Scottish Interests Scottish Flag

These items were originally published between August 2012 and Feb 2013.

Some of the items are a bit dated but the links and content is still relevant to Scottish research.

Canadian Military sources

I've just come across a list of Canadian military sources that may assist those of us who are researching Canadian family.

A number of my SWAN family from Glasgow migrated to Ontario Canada in the early 1900s, some early enough to enlist for WW1.I notice there are a good number of free sites (at present?) and links to FMP and other pay sites.When I get the chance to look in depth later this weekend I'll let you know if I have any successes.

New Scottish wills to be available

Announcement that hundreds of thousands of new wills from 1902 to 1925 will shortly be available on ScotlandsPeople website.

The family history website,, celebrates its tenth birthday in September 2012. Officially launched in mid-September 2002, ScotlandsPeople was one of the first genealogy sites to arrive on the web. The site now contains over 90 million digital records and corresponding images, and adds new sets of fully-searchable historical records on a regular basis.With over one million registered users from across the world, the website remains the biggest online resource for Scottish census, birth, marriage and death records. The website has evolved through a decade of huge technological growth and in a time where interest in genealogy has soared.

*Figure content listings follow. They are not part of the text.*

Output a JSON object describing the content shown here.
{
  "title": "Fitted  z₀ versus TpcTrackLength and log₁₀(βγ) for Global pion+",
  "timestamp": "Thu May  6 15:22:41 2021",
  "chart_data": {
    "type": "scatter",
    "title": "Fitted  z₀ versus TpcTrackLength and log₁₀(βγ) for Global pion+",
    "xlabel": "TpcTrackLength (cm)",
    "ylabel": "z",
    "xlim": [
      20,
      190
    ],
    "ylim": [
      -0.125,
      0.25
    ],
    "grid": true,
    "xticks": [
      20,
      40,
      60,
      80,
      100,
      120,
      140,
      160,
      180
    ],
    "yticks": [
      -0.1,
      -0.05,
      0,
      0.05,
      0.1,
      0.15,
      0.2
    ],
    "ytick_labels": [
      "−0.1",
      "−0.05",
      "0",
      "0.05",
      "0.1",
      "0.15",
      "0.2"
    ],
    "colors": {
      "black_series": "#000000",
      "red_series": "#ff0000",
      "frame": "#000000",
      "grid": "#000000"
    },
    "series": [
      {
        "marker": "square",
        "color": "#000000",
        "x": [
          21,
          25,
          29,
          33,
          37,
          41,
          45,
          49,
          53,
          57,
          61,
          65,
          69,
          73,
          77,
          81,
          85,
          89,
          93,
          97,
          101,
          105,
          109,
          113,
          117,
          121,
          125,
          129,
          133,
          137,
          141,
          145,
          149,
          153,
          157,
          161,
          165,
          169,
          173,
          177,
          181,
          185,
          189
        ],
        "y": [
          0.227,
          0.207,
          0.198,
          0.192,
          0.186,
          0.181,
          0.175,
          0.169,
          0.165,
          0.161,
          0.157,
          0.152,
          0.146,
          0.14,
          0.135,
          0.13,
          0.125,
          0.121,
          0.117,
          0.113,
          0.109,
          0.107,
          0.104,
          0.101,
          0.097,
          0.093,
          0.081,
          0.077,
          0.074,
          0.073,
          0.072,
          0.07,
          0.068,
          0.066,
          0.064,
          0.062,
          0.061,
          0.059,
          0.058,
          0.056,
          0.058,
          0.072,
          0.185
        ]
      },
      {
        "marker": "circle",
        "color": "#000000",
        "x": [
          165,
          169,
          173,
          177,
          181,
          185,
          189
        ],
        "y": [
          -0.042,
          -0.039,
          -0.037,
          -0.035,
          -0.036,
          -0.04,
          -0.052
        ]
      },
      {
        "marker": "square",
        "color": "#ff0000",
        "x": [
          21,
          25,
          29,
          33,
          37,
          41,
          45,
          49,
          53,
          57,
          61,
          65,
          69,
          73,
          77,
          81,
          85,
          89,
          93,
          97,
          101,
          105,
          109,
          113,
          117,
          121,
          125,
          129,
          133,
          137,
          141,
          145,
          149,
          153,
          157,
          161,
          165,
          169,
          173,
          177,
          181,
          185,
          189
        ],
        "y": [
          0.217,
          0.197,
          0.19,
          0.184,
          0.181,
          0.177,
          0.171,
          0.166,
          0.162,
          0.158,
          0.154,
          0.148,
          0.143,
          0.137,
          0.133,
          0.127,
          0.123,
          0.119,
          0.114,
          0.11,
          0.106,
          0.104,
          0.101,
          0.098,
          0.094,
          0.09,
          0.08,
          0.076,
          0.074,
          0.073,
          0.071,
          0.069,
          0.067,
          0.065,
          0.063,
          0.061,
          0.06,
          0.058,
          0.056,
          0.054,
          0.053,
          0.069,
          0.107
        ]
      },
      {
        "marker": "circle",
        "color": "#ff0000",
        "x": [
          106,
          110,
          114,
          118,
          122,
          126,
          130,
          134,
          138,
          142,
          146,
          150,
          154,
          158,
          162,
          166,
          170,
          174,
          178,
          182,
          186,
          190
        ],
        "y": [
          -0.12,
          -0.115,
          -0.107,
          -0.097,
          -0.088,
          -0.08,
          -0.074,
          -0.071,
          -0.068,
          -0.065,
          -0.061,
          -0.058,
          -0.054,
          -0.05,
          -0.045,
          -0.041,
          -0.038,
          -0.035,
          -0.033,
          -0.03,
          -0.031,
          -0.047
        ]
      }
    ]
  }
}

Chris van der Kuyl, the CEO of brightsolid, the company that enables ScotlandsPeople for the National Records of Scotland, said:

ScotlandsPeople was our first ever family history website, and our partnership with the National Records of Scotland has undoubtedly enabled brightsolid to expand our business to become one of the world's leading publishers of online genealogy. When the Scotlandspeople website was launched back in 2002, we were truly leading the way, offering a unique online product for family historians. We are immensely proud of how ScotlandsPeople has evolved over the last decade. We continue to add exciting new data sets and innovative search techniques to the site, making family history research easier and more accessible around the globe.

George MacKenzie, Registrar General and the Keeper at the National Records of Scotland, said:

ScotlandsPeople has gone from strength to strength since its launch ten years ago. I am delighted that in our special birthday year we'll be enhancing this very popular resource for Scottish family history by adding hundreds of thousands of new wills from 1902 to 1925.

With this latest addition of records, researchers can now access 1 million Scottish Wills & Testaments, covering the period 1513 to 1925.The new records, 392,595 in total, document the last wishes of 267,548 individuals who lived and died in Scotland between 1902 and 1925. The collection also includes the wills of Scots who died outside Scotland, but still had assets in the country. As inventories of moveable estate (savings, cash, furniture, stock, etc) are also included, you can discover the fine details of people's worldly possessions during this era.

ScotlandsPeople can be accessed at   and is available to WAGS members on the computers in the WAGS Library on a "pay to use" basis.

A reminder that ScotlandsPeople is available at the WAGS Library on a "pay to use" basis.

Scottish Wills, Testaments and Land Records webinar

A very interesting webinar is available as shown below.Scottish Wills, Testiments and Land Records webinarLegacy Family Tree News advise a webinar from Marie Dougan looking at Scottish Wills, Testaments and Land Records was available online for a short time free of charge at:

It runs for 90 minutes but worth it if you can. It will be available to purchase via the same web address.

The Glasgow Necropolis

Of particular interest to Scottish researchers, the Glasgow Necropolis CD has been installed onto a Computer in the WAGS Library for our members to access.

glasgow necropolis

Image from website of The Friends of Glasgow Necropolis

There are over 7000 photos relating to more than 4,600 grave stones, some of which have data on multiple sides to the monument. Transcribed and drawn up location maps show where to find your ancestors place of rest. There are 22 sections in the Cemetery and the CD has maps outlining the stone number sequence for each section. There is a surname searchable program.

This resource has been purchased by a joint initiative from the Librarian and the WAGS Scottish SIG.